Remarquable de justesse de ton et de puissance d'évocation. Construit en 4 parties, essentiellement constitué de dialogues finement ciselés, le lecteur est tenu en haleine de la première à la toute dernière ligne. Jamais un temps mort, jamais de relâchement dans la vie de Duddy Kravitz, jeune juif vivant dans la communauté hébraïque de Montréal,
rue Saint-Urbain, dans les années 40-50.
Au début, Duddy n'est qu'un gamin turbulent, un vaurien, toujours prêt à une mauvaise blague, à jouer des tours et à narguer l'autorité. Epris de liberté, malin comme un singe, il va peu à peu devenir prêt à toutes les magouilles et petites escroqueries en tout genre pour exister, pour briller, devenir quelqu'un. Imbu de lui-même, égoïste, tête à clac, il est sous bien des aspects exaspérant, voire même détestable, quand son ambition folle l'amène à faire des choses peu recommandables et à trahir ceux qui lui font confiance. Mais, dans sa course folle, sa volonté farouche de s'en sortir à tout prix, sa capacité à rebondir dans toutes les situations, il est aussi très touchant.

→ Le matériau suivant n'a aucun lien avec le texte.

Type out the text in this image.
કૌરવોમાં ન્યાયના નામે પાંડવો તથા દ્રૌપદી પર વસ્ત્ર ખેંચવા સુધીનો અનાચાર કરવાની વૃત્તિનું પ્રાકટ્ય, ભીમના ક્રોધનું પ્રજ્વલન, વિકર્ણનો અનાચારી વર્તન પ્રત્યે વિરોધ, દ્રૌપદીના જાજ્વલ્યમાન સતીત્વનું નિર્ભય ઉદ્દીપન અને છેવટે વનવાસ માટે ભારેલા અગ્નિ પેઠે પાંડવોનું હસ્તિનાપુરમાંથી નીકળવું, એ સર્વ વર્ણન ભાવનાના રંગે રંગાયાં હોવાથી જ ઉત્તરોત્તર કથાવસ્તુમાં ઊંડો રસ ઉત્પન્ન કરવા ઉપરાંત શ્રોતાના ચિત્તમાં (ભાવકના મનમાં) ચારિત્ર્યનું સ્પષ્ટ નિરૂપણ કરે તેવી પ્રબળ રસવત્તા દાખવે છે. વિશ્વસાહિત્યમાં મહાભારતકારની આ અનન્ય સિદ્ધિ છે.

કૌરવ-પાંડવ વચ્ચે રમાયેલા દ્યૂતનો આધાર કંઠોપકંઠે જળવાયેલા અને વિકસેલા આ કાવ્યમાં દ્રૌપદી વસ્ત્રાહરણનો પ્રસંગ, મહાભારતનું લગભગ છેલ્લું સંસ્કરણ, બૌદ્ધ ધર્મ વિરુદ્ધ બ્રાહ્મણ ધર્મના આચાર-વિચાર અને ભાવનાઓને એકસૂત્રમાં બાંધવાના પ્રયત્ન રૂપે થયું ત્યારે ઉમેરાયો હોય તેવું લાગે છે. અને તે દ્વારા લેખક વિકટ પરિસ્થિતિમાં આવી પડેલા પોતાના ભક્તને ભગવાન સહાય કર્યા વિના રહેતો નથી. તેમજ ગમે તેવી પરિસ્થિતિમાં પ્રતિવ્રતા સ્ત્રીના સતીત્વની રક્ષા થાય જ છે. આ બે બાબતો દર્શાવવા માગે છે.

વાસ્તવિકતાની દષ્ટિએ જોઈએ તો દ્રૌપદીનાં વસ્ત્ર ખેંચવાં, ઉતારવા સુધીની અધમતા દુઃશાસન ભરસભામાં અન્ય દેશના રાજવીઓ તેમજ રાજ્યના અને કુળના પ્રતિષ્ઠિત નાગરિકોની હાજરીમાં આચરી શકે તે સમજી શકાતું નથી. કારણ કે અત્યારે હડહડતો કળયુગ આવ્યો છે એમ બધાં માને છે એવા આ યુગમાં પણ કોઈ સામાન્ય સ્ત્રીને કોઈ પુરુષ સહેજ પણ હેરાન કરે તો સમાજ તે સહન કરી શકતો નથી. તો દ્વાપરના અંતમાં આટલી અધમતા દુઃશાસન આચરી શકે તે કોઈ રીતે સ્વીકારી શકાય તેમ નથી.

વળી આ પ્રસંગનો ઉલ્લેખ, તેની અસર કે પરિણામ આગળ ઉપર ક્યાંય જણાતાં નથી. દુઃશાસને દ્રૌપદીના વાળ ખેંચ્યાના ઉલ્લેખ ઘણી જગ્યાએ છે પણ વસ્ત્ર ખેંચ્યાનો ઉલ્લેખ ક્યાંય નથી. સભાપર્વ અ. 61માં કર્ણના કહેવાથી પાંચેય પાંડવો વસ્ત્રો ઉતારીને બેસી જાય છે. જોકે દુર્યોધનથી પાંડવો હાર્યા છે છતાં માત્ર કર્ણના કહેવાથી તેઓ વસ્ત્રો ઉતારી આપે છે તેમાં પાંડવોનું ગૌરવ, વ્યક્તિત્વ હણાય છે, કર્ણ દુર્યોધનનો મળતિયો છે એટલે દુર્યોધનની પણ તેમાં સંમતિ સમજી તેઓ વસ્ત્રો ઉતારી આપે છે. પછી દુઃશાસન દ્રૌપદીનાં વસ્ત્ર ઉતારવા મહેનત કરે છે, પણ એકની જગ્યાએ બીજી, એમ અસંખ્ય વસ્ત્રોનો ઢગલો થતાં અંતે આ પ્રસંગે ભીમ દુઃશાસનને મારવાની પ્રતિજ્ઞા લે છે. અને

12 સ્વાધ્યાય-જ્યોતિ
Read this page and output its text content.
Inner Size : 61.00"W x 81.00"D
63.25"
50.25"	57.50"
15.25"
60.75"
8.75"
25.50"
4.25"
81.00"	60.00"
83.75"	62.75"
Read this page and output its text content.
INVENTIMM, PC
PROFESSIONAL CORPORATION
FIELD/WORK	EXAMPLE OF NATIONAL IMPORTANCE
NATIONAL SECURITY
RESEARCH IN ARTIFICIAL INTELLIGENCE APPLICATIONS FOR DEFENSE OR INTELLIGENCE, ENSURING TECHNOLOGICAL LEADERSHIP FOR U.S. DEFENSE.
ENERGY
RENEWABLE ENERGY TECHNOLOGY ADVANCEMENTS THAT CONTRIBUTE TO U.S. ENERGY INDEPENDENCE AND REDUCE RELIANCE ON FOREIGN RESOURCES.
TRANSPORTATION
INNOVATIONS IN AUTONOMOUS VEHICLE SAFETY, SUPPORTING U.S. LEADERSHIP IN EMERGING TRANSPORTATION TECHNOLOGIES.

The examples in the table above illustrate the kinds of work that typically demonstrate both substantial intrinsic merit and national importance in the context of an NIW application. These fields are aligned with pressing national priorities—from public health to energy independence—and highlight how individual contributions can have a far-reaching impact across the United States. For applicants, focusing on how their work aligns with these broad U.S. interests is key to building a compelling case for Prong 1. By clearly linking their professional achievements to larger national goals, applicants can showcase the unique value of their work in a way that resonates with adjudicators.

Duddy s'est mis en tête d'acheter des terres, parce que son grand-père qu'il vénère, lui a dit un jour « Un homme sans terre n'est personne ». Or, acheter des terres et vite de surcroît, car les terres qu'il s'est mis en tête d'acquérir sont convoitées par d'autres et qu'il est impatient de prouver de quoi il est capable, est loin d'être une chose facile. Issu d'une famille très modeste, il est orphelin de mère, son père est chauffeur de taxi, son frère aîné fait des études de médecine. Alors, pour trouver de l'argent, il faut faire preuve de beaucoup d'ingéniosité, et Duddy n'en manque pas.
Le roman de
Mordecai Richler fait penser aux « aventures de Tom Sawyer », autre grand roman d'apprentissage qui raconte les péripéties d'un jeune garçon jusqu'à ce qu'il atteigne l'âge adulte. Tout comme
Mark Twain,
Mordecai Richler ne propose pas de portraits de son héros ou de ses personnages, qui sont très peu décrits. Il ne fait pas non plus de descriptions détaillées des lieux où se déroule l'histoire, sauf pour la description des terres et des paysages que Duddy souhaite acheter qui font l'objet d'un peu plus d'attention. Les personnages sont présentés par leurs actions, avec très peu de descriptions physiques ou de ce qui les poussent à agir. Cela en fait un roman très cinématographique.
Remarquablement traduit par
Lori Saint-Martin &
Paul Gagné,
Mordecai Richler est un grand romancier canadien anglophone, méconnu et certainement à découvrir avec ce savoureux roman.